Kilka dni temu Lars Ulrich udzielił wywiadu CNBC. Gdy rozmowa zeszła na temat kryzysu związanego z koronawirusem, wygadany perkusista szybko wypowiedział się na temat imprez organizowanych w dużych halach i na stadionach:
„Ponieważ najpierw niestety musimy się z tym uporać, ostatnią rzeczą, jaka się wydarzy, będą wielkie koncerty. Wiecie, te halowe na 20 000 ludzi i stadionowe na 50 000. Masowe imprezy sportowe na żywo jest znacznie łatwiej przywrócić niż koncerty, bo są one „nieco bardziej uporządkowane” niż wyprzedane koncerty rockowe. Teraz, w porównaniu do wiedzy sprzed trzech czy sześciu miesięcy, jest jasne, że niestety jeszcze długo sobie poczekamy.

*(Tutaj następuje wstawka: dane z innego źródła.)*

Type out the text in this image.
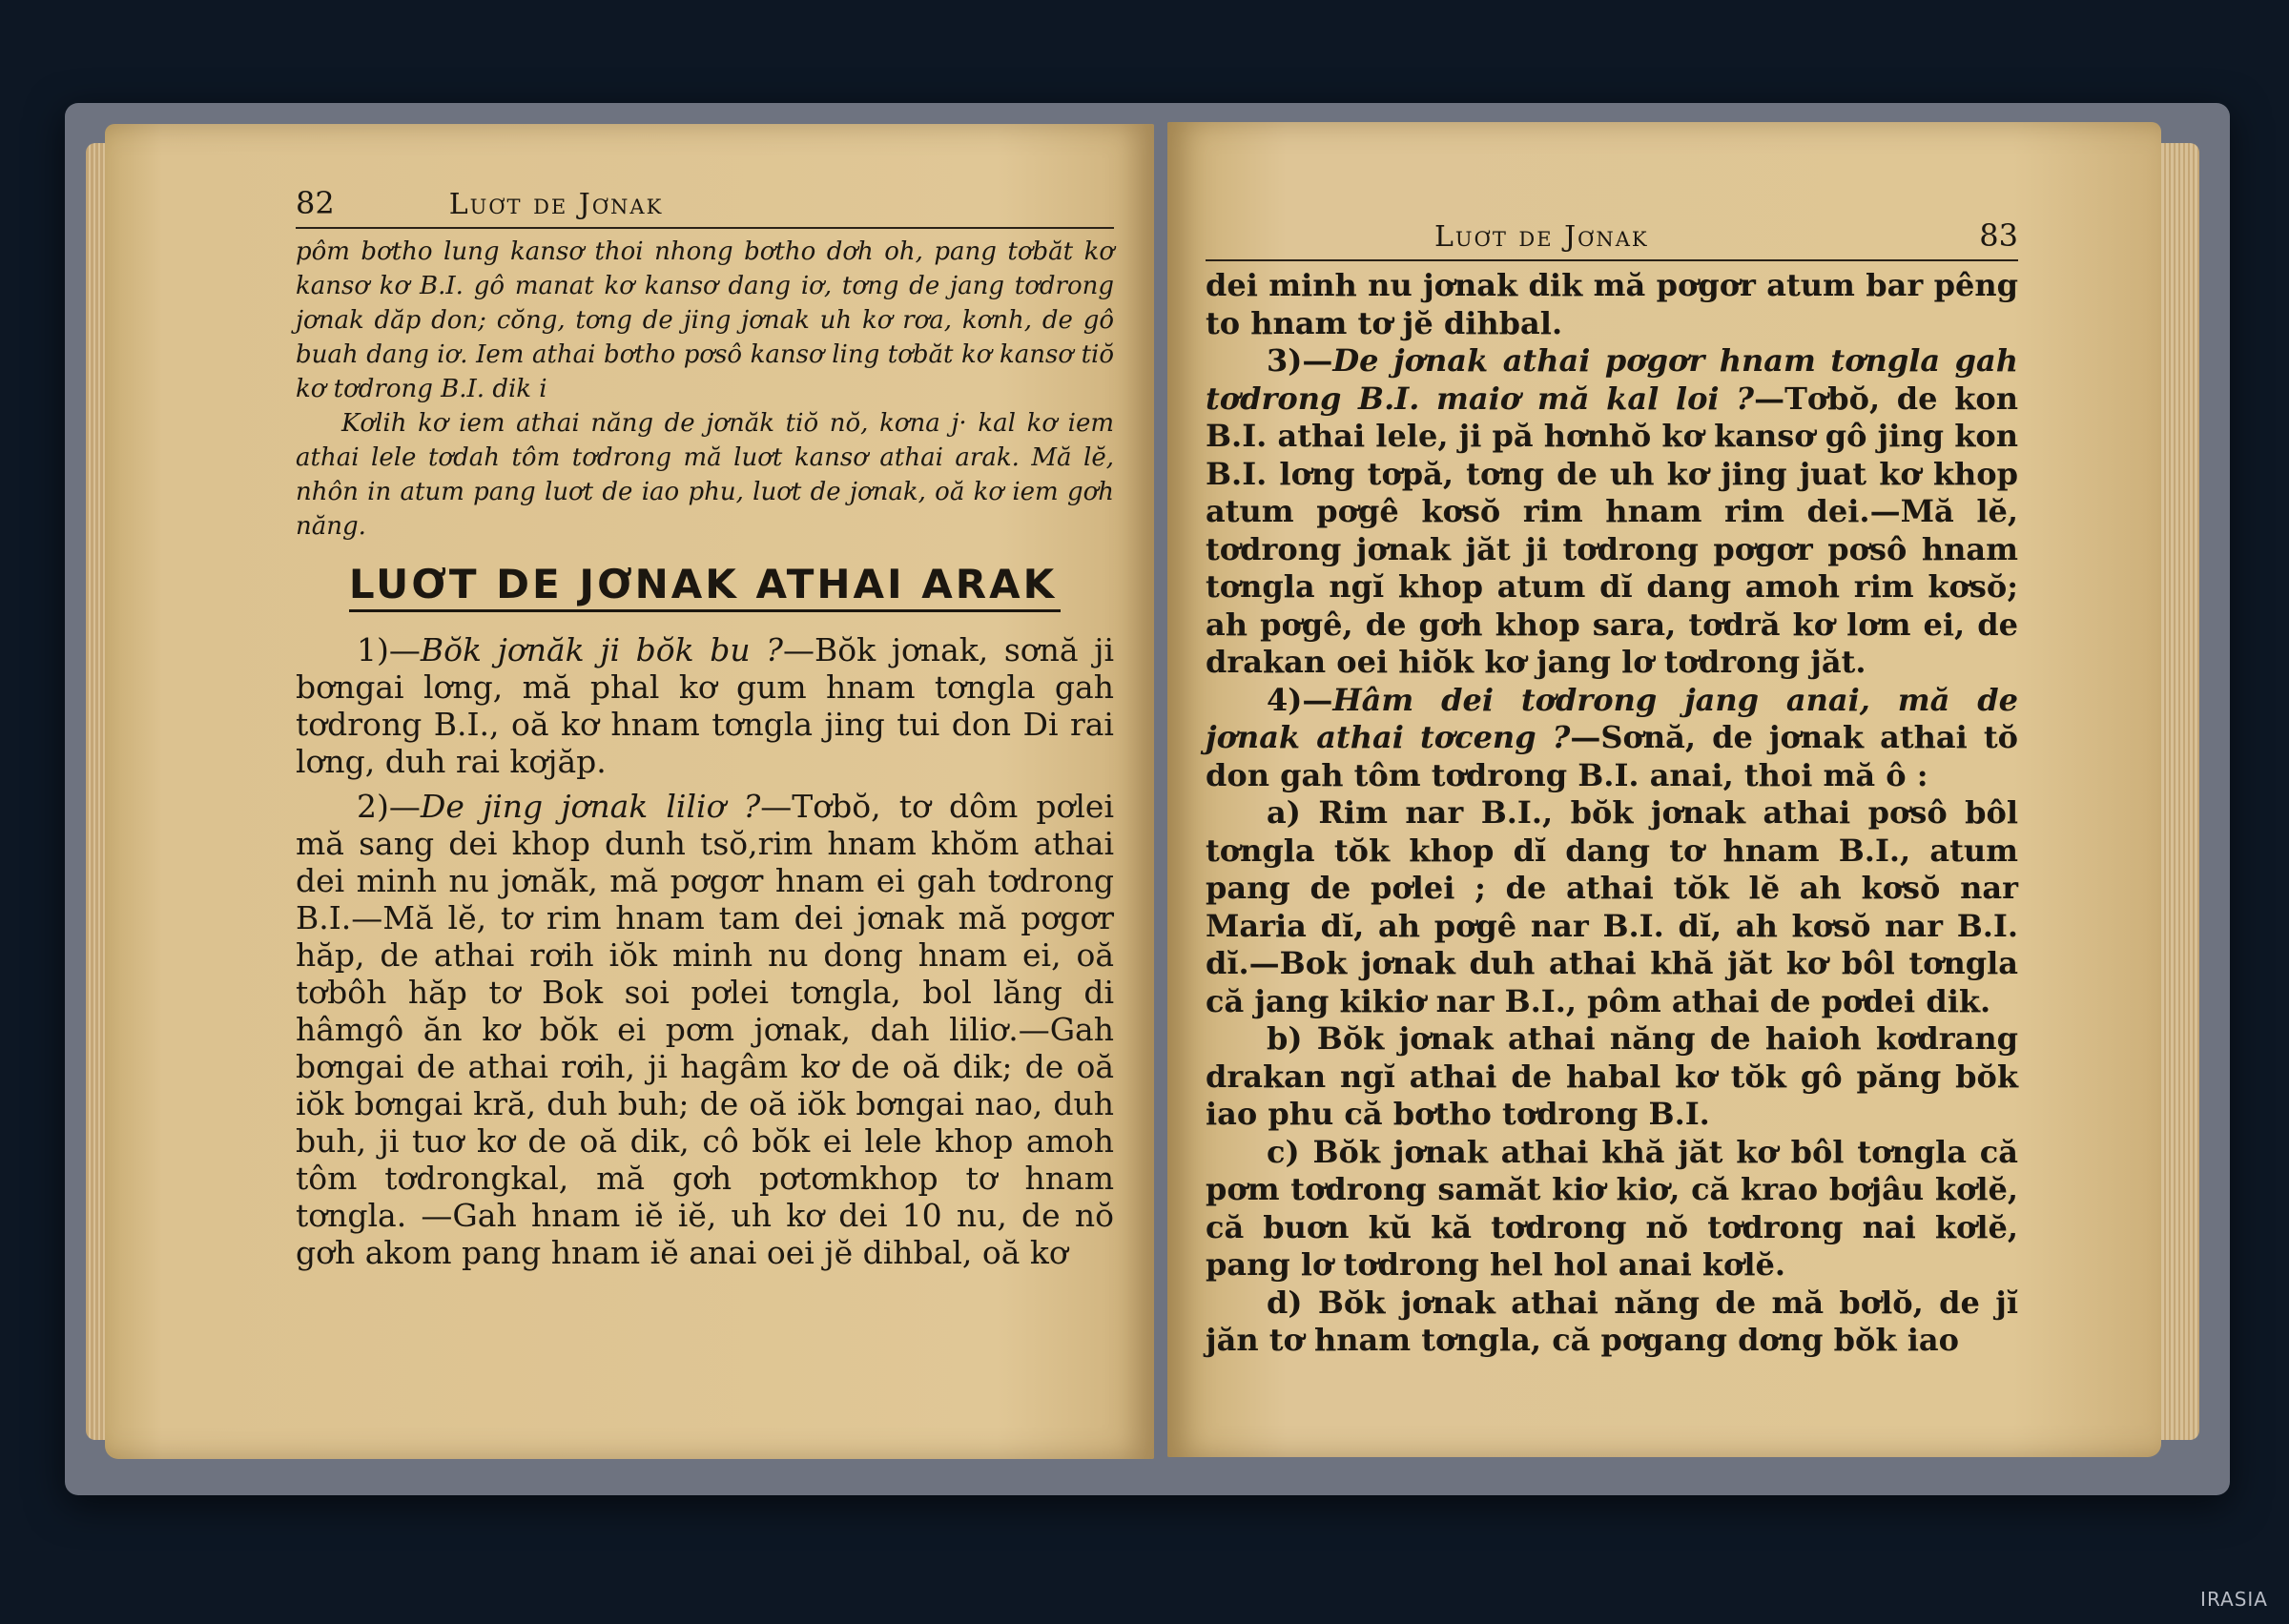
82	Luơt de Jơnak

pôm bơtho lung kansơ thoi nhong bơtho dơh oh, pang tơbăt kơ kansơ kơ B.I. gô manat kơ kansơ dang iơ, tơng de jang tơdrong jơnak dăp don; cŏng, tơng de jing jơnak uh kơ rơa, kơnh, de gô buah dang iơ. Iem athai bơtho pơsô kansơ ling tơbăt kơ kansơ tiŏ kơ tơdrong B.I. dik i

Kơlih kơ iem athai năng de jơnăk tiŏ nŏ, kơna j· kal kơ iem athai lele tơdah tôm tơdrong mă luơt kansơ athai arak. Mă lĕ, nhôn in atum pang luơt de iao phu, luơt de jơnak, oă kơ iem gơh năng.

LUƠT DE JƠNAK ATHAI ARAK

1)—Bŏk jơnăk ji bŏk bu ?—Bŏk jơnak, sơnă ji bơngai lơng, mă phal kơ gum hnam tơngla gah tơdrong B.I., oă kơ hnam tơngla jing tui don Di rai lơng, duh rai kơjăp.

2)—De jing jơnak liliơ ?—Tơbŏ, tơ dôm pơlei mă sang dei khop dunh tsŏ,rim hnam khŏm athai dei minh nu jơnăk, mă pơgơr hnam ei gah tơdrong B.I.—Mă lĕ, tơ rim hnam tam dei jơnak mă pơgơr hăp, de athai rơih iŏk minh nu dong hnam ei, oă tơbôh hăp tơ Bok soi pơlei tơngla, bol lăng di hâmgô ăn kơ bŏk ei pơm jơnak, dah liliơ.—Gah bơngai de athai rơih, ji hagâm kơ de oă dik; de oă iŏk bơngai kră, duh buh; de oă iŏk bơngai nao, duh buh, ji tuơ kơ de oă dik, cô bŏk ei lele khop amoh tôm tơdrongkal, mă gơh pơtơmkhop tơ hnam tơngla. —Gah hnam iĕ iĕ, uh kơ dei 10 nu, de nŏ gơh akom pang hnam iĕ anai oei jĕ dihbal, oă kơ

Luơt de Jơnak	83

dei minh nu jơnak dik mă pơgơr atum bar pêng to hnam tơ jĕ dihbal.

3)—De jơnak athai pơgơr hnam tơngla gah tơdrong B.I. maiơ mă kal loi ?—Tơbŏ, de kon B.I. athai lele, ji pă hơnhŏ kơ kansơ gô jing kon B.I. lơng tơpă, tơng de uh kơ jing juat kơ khop atum pơgê kơsŏ rim hnam rim dei.—Mă lĕ, tơdrong jơnak jăt ji tơdrong pơgơr pơsô hnam tơngla ngĭ khop atum dĭ dang amoh rim kơsŏ; ah pơgê, de gơh khop sara, tơdră kơ lơm ei, de drakan oei hiŏk kơ jang lơ tơdrong jăt.

4)—Hâm dei tơdrong jang anai, mă de jơnak athai tơceng ?—Sơnă, de jơnak athai tŏ don gah tôm tơdrong B.I. anai, thoi mă ô :

a) Rim nar B.I., bŏk jơnak athai pơsô bôl tơngla tŏk khop dĭ dang tơ hnam B.I., atum pang de pơlei ; de athai tŏk lĕ ah kơsŏ nar Maria dĭ, ah pơgê nar B.I. dĭ, ah kơsŏ nar B.I. dĭ.—Bok jơnak duh athai khă jăt kơ bôl tơngla că jang kikiơ nar B.I., pôm athai de pơdei dik.

b) Bŏk jơnak athai năng de haioh kơdrang drakan ngĭ athai de habal kơ tŏk gô păng bŏk iao phu că bơtho tơdrong B.I.

c) Bŏk jơnak athai khă jăt kơ bôl tơngla că pơm tơdrong samăt kiơ kiơ, că krao bơjâu kơlĕ, că buơn kŭ kă tơdrong nŏ tơdrong nai kơlĕ, pang lơ tơdrong hel hol anai kơlĕ.

d) Bŏk jơnak athai năng de mă bơlŏ, de jĭ jăn tơ hnam tơngla, că pơgang dơng bŏk iao

IRASIA
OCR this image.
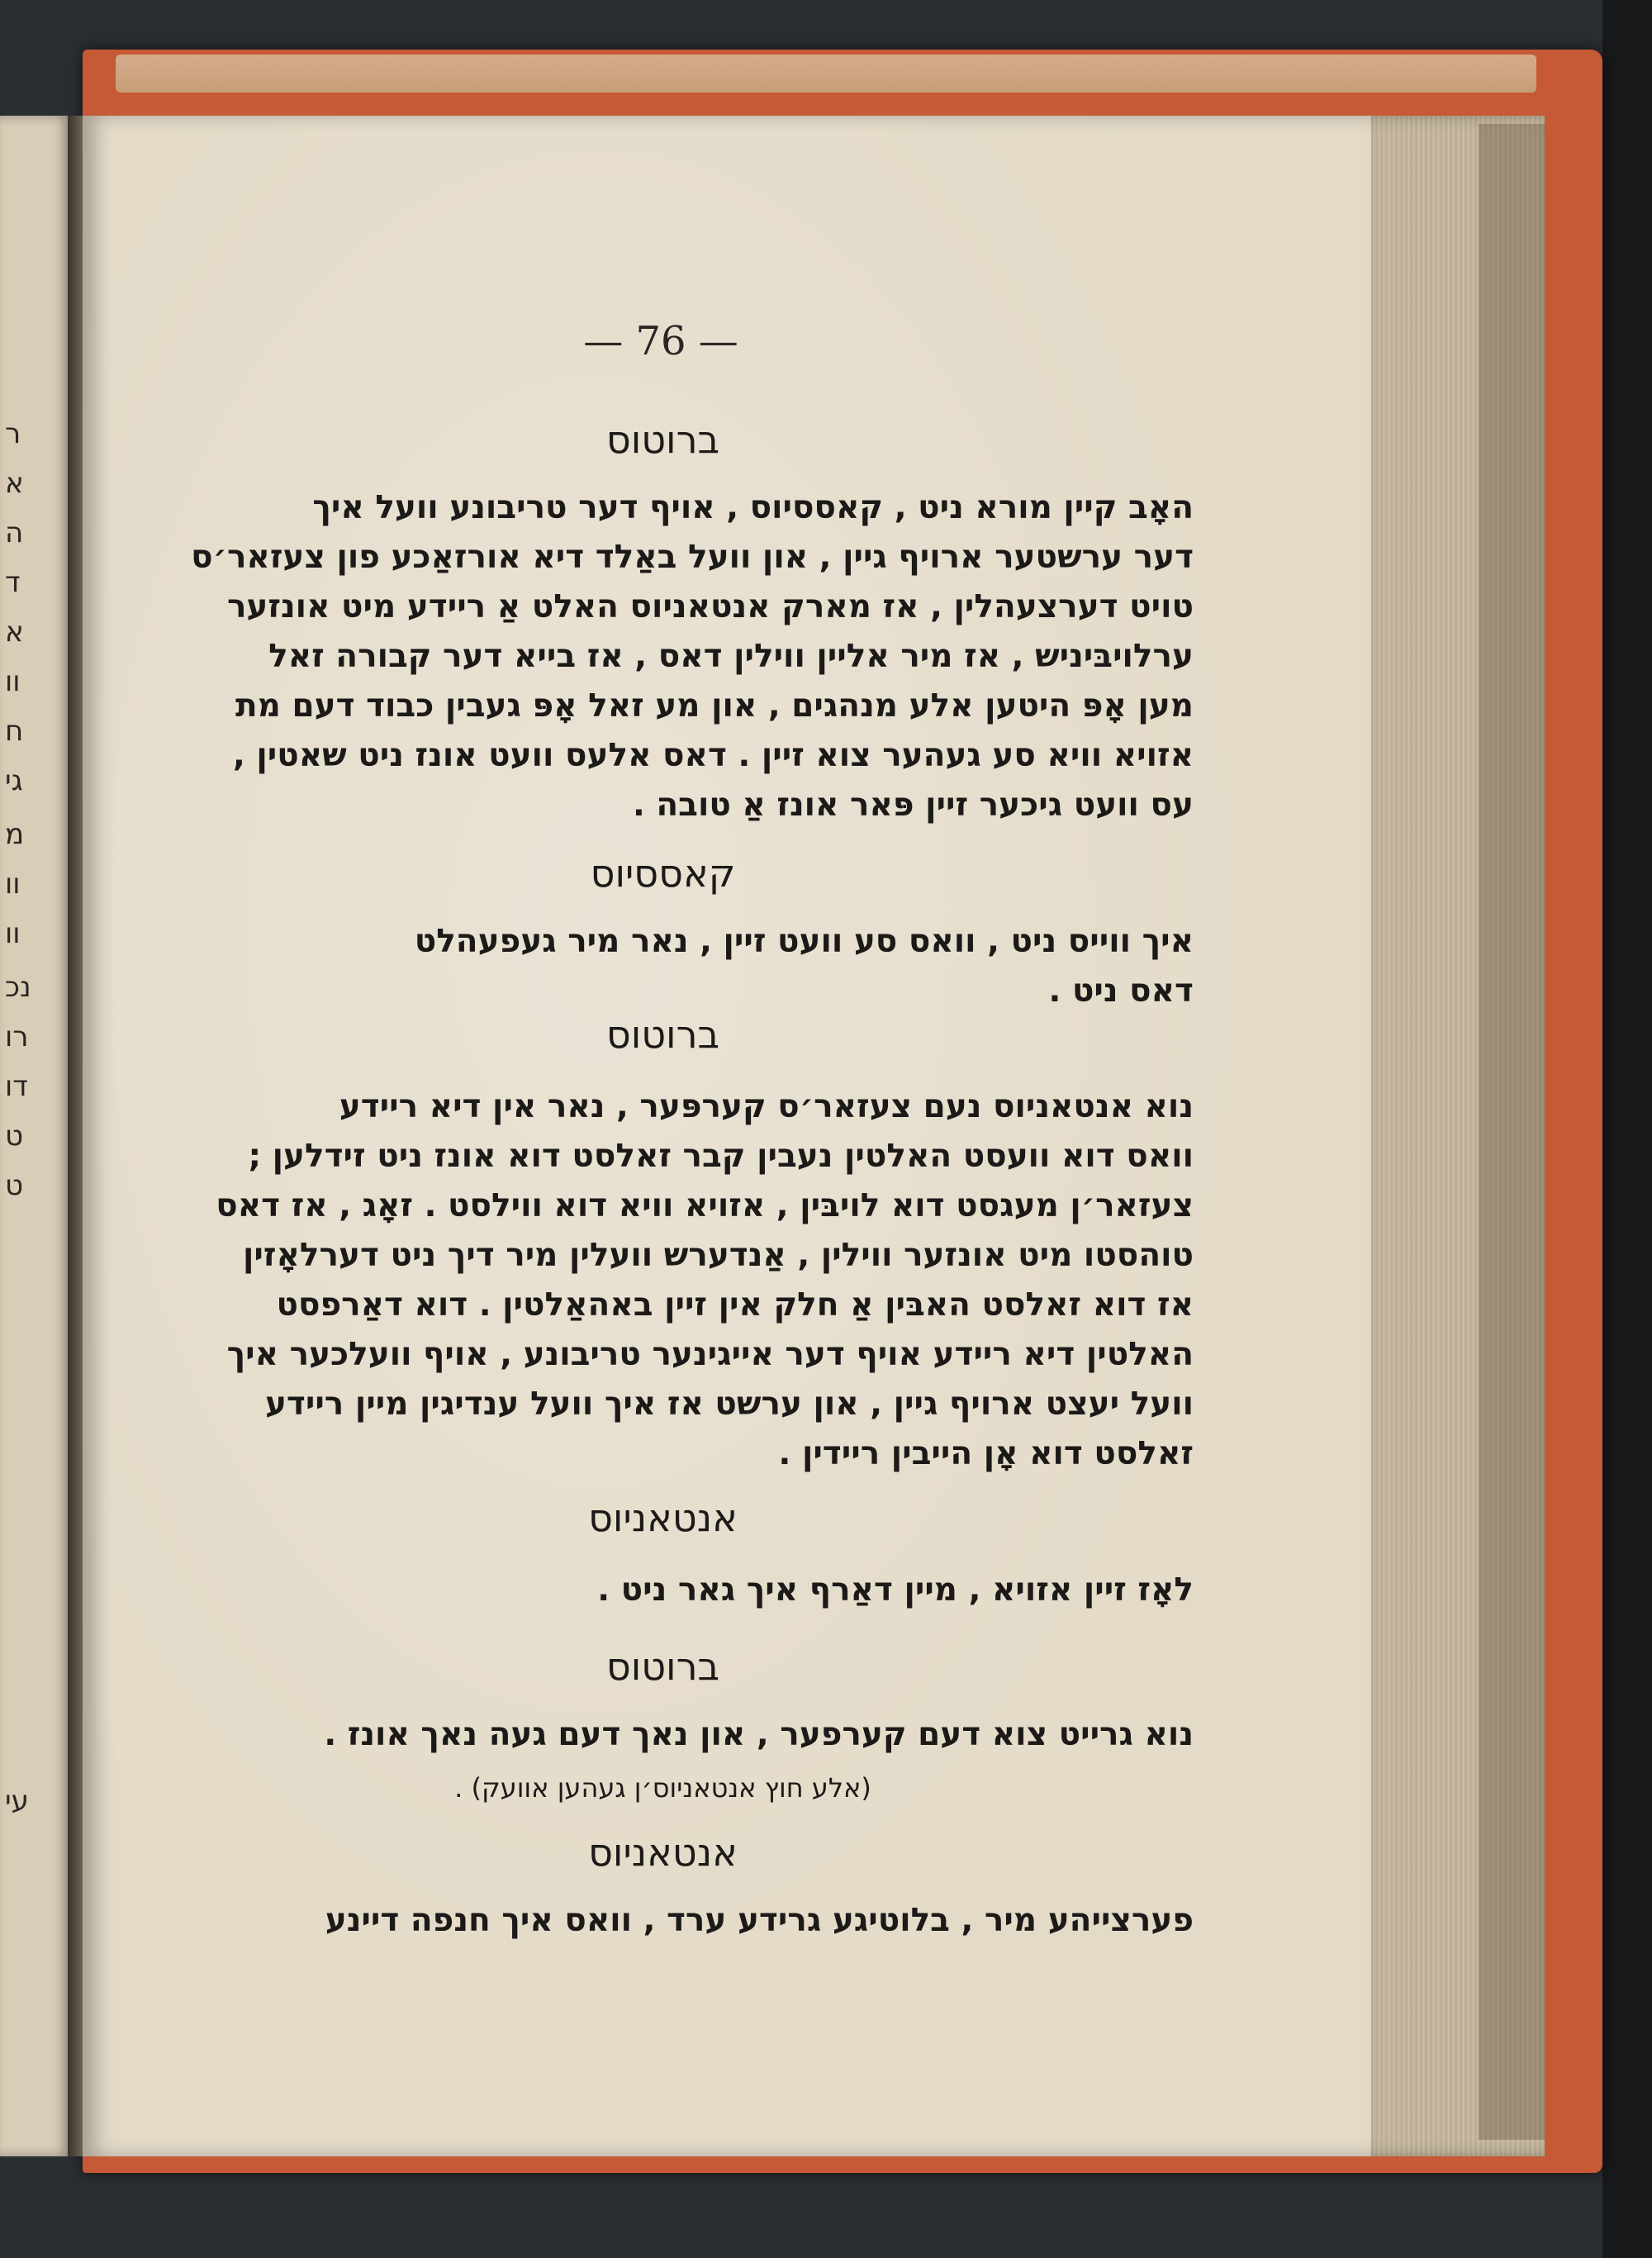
ר
א
ה
ד
א
וו
ח
גי
מ
וו
וו
נכ
רו
דו
ט
ט
עי
— 76 —
ברוטוס
האָב קיין מורא ניט , קאססיוס , אויף דער טריבונע וועל איך
דער ערשטער ארויף גיין , און וועל באַלד דיא אורזאַכע פון צעזאר׳ס
טויט דערצעהלין , אז מארק אנטאניוס האלט אַ ריידע מיט אונזער
ערלויבּיניש , אז מיר אליין ווילין דאס , אז בייא דער קבורה זאל
מען אָפּ היטען אלע מנהגים , און מע זאל אָפּ געבין כבוד דעם מת
אזויא וויא סע געהער צוא זיין . דאס אלעס וועט אונז ניט שאטין ,
עס וועט גיכער זיין פּאר אונז אַ טובה .
קאססיוס
איך ווייס ניט , וואס סע וועט זיין , נאר מיר געפעהלט
דאס ניט .
ברוטוס
נוא אנטאניוס נעם צעזאר׳ס קערפּער , נאר אין דיא ריידע
וואס דוא וועסט האלטין נעבין קבר זאלסט דוא אונז ניט זידלען ;
צעזאר׳ן מעגסט דוא לויבּין , אזויא וויא דוא ווילסט . זאָג , אז דאס
טוהסטו מיט אונזער ווילין , אַנדערש וועלין מיר דיך ניט דערלאָזין
אז דוא זאלסט האבּין אַ חלק אין זיין באהאַלטין . דוא דאַרפסט
האלטין דיא ריידע אויף דער אייגינער טריבונע , אויף וועלכער איך
וועל יעצט ארויף גיין , און ערשט אז איך וועל ענדיגין מיין ריידע
זאלסט דוא אָן הייבין ריידין .
אנטאניוס
לאָז זיין אזויא , מיין דאַרף איך גאר ניט .
ברוטוס
נוא גרייט צוא דעם קערפער , און נאך דעם געה נאך אונז .
(אלע חוץ אנטאניוס׳ן געהען אוועק) .
אנטאניוס
פערצייהע מיר , בלוטיגע גרידע ערד , וואס איך חנפה דיינע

Powiedziałbym, że obecnie możemy stawiać na trzeci kwartał, a więc najwcześniej jesień przyszłego roku. Dobra wiadomość na temat koncertów na żywo jest taka, że kiedy Metallica i inne popularne zespoły ponownie zagrają w dużych halach lub na stadionach, można liczyć na to, że Covid w obecnej postaci będzie należał do przeszłości. “
Lars poruszył również temat eksperymentalnych sposobów pozostawania w kontakcie z fanami. Chodzi tu o pierwszy koncert zagrany przez Metallikę, a następnie pokazany w ponad trzystu kinach samochodowych na terenie Kanady i USA. Nie był zbyt entuzjastyczny, jeśli chodzi o przyszłość takich przedsięwzięć:
“To był sukces, ale jednocześnie nie wiem, na jakich podstawach tego rodzaju sytuacje mogłyby opierać się w przyszłości. Uważam, że jest to raczej jednorazowe wydarzenie. Nie sądzę, żeby dało się to robić jakoś często. Takie akcje szybko się wypalą.”